Aangekomen in Helsinki en met bus naar binnenstad gereden, alles zonder problemen. Ook in de late namiddag rond 18h is er nog felle zon, en ik zoekt me een hotelletje dicht bij het spoorwegstation. Daar ik koop een ticket naar Rovaniemi (op de poolcirkel, waar de kerstman woont, weet je wel?) en de trein vertrekt al om 5h20 (hallo slaapkopjes, ben je al wakker). De afstand Helsinki, Oulu, Rovaniemi bedraagt ongeveer 1200km, toch 15h onderweg met de nodige stops. In Rovaniemi nog eens goed geslapen in hotelletje en een flinke avond/nachtwandeling gemaakt tot aan de poolcirkel zelf (ongeveer 8km ten noorden van Rovaniemi) gewoon prachtig. Natuur beschrijven is mij te moeilijk, maar met een opeenvolging van bossen, meren, bossen rivieren, bossen en een boven alles brandende zon om 22h, kun je voor jezelf misschien een tipje van de sluier oplichten.

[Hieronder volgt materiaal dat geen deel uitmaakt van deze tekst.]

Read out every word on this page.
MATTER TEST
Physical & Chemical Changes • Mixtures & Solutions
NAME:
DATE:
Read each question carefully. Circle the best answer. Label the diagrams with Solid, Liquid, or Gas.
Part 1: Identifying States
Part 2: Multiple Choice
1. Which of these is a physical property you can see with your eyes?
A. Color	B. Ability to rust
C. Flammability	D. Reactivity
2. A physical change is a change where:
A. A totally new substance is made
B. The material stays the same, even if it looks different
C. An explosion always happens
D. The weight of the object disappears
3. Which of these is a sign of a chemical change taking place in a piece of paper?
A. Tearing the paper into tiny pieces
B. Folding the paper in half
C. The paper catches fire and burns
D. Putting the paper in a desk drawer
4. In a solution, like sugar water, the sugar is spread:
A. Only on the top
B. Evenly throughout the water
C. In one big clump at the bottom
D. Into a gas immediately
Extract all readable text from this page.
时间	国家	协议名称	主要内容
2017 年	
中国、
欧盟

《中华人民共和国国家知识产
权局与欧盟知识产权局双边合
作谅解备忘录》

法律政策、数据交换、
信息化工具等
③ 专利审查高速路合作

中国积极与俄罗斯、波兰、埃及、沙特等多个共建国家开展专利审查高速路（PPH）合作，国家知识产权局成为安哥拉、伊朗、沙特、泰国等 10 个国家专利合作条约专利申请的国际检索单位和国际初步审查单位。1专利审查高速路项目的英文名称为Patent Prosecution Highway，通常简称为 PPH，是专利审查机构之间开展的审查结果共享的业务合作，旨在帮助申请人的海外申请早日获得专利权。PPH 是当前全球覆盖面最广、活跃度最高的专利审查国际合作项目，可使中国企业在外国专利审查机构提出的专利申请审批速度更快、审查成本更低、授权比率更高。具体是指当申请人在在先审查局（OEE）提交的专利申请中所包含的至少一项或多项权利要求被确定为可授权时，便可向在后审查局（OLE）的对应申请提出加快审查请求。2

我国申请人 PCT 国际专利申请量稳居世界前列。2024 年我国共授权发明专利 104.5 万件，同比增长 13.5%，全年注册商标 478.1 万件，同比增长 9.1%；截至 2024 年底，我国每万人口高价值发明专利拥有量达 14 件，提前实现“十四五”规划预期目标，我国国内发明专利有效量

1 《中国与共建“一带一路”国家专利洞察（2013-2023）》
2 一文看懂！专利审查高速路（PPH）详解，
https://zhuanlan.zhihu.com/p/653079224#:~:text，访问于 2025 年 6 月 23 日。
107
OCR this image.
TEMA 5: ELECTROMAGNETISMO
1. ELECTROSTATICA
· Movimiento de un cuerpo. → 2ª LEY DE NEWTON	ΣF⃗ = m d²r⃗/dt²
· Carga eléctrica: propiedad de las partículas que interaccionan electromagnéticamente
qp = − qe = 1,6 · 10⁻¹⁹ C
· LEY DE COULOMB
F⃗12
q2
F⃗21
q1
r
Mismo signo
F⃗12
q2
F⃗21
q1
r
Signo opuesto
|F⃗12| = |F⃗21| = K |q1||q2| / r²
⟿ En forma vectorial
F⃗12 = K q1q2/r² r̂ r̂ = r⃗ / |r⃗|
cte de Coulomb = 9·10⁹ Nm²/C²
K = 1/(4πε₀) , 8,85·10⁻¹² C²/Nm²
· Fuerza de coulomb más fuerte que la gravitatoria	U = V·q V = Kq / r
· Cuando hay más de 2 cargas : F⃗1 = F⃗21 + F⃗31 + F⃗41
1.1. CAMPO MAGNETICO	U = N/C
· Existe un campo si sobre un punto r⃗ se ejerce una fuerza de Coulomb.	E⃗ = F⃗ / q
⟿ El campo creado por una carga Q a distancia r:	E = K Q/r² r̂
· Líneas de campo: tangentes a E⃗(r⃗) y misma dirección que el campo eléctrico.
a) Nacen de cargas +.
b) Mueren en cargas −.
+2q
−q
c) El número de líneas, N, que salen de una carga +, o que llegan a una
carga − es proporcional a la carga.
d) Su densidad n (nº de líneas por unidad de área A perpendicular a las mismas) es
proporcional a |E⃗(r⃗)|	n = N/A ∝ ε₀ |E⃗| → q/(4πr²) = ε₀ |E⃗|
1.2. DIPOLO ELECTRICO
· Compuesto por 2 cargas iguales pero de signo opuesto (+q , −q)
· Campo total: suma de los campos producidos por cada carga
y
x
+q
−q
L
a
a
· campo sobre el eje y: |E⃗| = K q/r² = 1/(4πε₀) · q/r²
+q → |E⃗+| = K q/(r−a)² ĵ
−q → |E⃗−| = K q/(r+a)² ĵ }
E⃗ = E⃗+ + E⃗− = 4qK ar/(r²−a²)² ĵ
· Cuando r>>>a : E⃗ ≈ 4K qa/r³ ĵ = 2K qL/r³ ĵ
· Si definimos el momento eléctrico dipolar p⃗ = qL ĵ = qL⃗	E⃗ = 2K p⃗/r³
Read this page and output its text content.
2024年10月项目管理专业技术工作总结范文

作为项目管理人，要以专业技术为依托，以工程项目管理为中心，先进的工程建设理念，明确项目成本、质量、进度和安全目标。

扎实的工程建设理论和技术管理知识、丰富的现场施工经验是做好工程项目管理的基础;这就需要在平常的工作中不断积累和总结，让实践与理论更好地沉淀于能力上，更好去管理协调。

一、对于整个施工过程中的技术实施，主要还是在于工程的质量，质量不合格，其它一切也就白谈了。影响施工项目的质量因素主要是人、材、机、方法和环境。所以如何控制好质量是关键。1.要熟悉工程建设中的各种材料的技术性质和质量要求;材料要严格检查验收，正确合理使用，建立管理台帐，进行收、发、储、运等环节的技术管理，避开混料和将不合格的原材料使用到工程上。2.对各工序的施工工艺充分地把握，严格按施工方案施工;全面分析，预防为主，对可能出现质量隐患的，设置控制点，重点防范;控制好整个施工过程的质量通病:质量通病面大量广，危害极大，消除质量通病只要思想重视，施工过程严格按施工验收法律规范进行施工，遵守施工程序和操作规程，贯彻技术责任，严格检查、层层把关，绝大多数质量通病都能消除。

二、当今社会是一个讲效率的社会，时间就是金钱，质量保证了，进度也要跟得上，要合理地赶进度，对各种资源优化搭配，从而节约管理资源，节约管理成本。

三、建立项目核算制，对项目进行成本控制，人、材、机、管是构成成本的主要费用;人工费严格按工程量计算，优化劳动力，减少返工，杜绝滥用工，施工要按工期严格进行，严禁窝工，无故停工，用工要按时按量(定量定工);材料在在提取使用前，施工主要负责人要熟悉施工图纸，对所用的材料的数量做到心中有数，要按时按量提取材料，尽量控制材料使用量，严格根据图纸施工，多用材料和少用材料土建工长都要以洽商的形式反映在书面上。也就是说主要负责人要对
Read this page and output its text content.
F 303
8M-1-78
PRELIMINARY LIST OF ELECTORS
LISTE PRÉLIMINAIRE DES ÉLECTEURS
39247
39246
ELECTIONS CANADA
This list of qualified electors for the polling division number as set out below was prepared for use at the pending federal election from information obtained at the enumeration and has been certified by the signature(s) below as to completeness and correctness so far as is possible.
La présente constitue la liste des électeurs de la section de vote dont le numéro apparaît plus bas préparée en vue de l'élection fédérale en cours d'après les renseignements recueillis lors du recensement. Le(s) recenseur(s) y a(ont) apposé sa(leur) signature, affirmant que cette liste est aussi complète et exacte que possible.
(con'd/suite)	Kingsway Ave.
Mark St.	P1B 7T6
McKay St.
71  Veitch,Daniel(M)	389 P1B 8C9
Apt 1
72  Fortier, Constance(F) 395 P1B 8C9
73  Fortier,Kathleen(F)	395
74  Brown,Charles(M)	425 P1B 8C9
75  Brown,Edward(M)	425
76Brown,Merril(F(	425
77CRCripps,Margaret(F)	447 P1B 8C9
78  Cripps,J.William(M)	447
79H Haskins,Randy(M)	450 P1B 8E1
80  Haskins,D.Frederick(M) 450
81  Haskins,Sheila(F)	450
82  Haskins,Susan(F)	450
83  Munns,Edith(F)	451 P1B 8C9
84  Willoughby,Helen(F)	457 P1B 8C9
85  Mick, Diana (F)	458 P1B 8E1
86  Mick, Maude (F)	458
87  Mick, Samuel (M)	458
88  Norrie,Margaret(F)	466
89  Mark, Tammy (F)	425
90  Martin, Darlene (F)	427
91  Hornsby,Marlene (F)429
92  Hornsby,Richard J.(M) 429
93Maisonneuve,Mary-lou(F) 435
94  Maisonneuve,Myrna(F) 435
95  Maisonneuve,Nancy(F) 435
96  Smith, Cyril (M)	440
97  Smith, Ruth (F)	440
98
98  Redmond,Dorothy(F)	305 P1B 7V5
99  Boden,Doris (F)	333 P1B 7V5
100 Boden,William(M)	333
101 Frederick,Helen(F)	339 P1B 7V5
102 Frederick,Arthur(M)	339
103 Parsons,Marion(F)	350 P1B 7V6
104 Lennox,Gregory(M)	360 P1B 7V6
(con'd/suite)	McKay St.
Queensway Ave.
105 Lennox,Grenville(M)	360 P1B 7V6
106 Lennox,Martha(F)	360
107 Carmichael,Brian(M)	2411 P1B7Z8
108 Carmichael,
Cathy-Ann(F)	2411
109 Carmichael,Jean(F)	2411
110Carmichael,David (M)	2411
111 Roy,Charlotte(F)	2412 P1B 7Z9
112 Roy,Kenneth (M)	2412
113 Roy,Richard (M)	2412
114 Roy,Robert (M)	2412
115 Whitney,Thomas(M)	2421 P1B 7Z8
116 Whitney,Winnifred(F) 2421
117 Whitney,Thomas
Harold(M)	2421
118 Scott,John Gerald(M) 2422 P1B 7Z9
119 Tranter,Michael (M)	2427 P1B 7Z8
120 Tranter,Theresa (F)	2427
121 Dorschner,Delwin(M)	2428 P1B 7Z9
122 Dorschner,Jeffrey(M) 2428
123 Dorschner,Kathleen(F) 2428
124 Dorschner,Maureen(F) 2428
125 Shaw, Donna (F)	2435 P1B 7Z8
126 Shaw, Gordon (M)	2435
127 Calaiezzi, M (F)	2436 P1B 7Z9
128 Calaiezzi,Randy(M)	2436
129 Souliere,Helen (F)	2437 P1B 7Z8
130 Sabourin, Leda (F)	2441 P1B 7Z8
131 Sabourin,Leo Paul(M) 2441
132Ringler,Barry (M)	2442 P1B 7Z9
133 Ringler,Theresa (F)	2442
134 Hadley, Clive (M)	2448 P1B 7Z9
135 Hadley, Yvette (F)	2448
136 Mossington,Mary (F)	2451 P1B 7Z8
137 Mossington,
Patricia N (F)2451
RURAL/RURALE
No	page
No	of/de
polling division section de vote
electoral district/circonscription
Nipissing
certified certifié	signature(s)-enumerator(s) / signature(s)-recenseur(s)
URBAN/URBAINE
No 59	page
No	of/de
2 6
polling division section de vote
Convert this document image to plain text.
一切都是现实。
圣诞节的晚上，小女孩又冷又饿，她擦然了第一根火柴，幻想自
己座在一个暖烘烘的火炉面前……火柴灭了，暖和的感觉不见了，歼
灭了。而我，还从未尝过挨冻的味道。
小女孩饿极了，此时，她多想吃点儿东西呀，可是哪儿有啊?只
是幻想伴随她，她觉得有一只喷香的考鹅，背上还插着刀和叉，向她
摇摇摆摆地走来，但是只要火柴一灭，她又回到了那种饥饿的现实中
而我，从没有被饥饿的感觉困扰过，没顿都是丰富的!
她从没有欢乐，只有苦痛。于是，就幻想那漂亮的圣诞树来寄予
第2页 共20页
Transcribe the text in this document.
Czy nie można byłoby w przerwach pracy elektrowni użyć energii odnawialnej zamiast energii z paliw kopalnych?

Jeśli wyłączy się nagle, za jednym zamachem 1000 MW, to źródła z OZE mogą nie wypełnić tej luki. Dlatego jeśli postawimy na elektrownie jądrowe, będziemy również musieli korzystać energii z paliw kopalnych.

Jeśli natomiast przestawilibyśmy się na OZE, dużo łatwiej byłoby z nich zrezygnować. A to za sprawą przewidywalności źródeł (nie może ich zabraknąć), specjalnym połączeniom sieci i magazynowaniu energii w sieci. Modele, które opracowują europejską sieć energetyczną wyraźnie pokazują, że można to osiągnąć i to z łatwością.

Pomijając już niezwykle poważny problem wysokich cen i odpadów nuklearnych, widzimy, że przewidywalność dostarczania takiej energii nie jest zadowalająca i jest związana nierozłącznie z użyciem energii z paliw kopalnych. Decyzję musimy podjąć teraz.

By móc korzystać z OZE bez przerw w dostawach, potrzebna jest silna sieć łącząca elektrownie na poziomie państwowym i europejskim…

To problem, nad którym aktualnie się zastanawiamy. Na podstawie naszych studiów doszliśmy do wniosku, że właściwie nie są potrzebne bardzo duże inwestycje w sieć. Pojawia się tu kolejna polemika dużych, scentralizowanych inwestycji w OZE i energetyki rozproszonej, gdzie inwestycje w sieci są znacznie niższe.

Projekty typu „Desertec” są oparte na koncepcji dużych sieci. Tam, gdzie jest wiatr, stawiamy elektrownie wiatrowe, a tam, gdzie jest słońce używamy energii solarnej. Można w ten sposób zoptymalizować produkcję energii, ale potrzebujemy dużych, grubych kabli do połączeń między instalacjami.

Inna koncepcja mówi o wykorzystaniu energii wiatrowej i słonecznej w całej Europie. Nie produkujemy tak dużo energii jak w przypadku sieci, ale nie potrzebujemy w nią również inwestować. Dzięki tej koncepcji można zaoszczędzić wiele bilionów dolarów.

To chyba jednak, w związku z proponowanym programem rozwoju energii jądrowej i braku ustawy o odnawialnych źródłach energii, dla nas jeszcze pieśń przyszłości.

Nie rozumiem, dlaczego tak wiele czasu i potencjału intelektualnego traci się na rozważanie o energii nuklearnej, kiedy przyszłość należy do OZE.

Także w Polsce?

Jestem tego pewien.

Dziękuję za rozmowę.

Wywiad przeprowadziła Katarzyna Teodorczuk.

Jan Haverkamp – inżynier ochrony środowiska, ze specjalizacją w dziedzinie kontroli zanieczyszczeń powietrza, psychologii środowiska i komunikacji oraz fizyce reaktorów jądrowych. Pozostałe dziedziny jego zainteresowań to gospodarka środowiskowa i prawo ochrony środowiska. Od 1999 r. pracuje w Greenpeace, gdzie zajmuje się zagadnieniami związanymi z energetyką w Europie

Volgende dag ben ik vroeg uit de veren, maar kan toch niet te vroeg weg, want het is zondag en het infokantoor gaat maar eerst open om 10h. Ik wil bepaalde info op voorhand, als voorbereiding op mijn terugkeer en als mogelijk eindpunt in Lapland. Als alles is afgehandelt kan ik op weg. Ik heb vrij vlug het geluk met mijn duim een auto te kunnen doen stoppen, iemand die werkte bij de kerstman, en die plant mij daar dus neer voor de ingang van het complex. Geen 10 minuten duurt het vooraleer een grote toeristische autobus voor mij stopt. Ik kan meerijden, de man moet Taiwanese toeristen ophalen aan het vliegveld in Ivalo, een 350km noordelijker. De man is Irakees van geboorte en is met de eerste Golfoorlog naar Noorwegen gekomen samen met vrouw en kind en grootvader, alles achterlatend. Hij heeft vrij vlug werk gevonden, voldoende om te leven en is gelukkig.
We hebben samen de hele weg al pratend afgelegd, vertellend over van alles en nog wat, intussen kijkend naar de natuur, de rendieren die de wegen veelvuldig kruisen, de brede rivieren en meren die we passeren. Prachtig landschappen voor een foto, maar zo kan je er 1001 nemen. De derde auto brengt me met de gezangen van onorthodoxe geestelijke koorliederen naar Inari (eigenlijk vertrekpunt van voettocht). Voortdurend draaide de cassette van de sektegeestelijke, vergelijkbaar met de Getuigen van Jehova. Ondanks de verschillen in ons religieus geloof hebben we de afstand zonder ongelukken en vriendelijk afgelegd.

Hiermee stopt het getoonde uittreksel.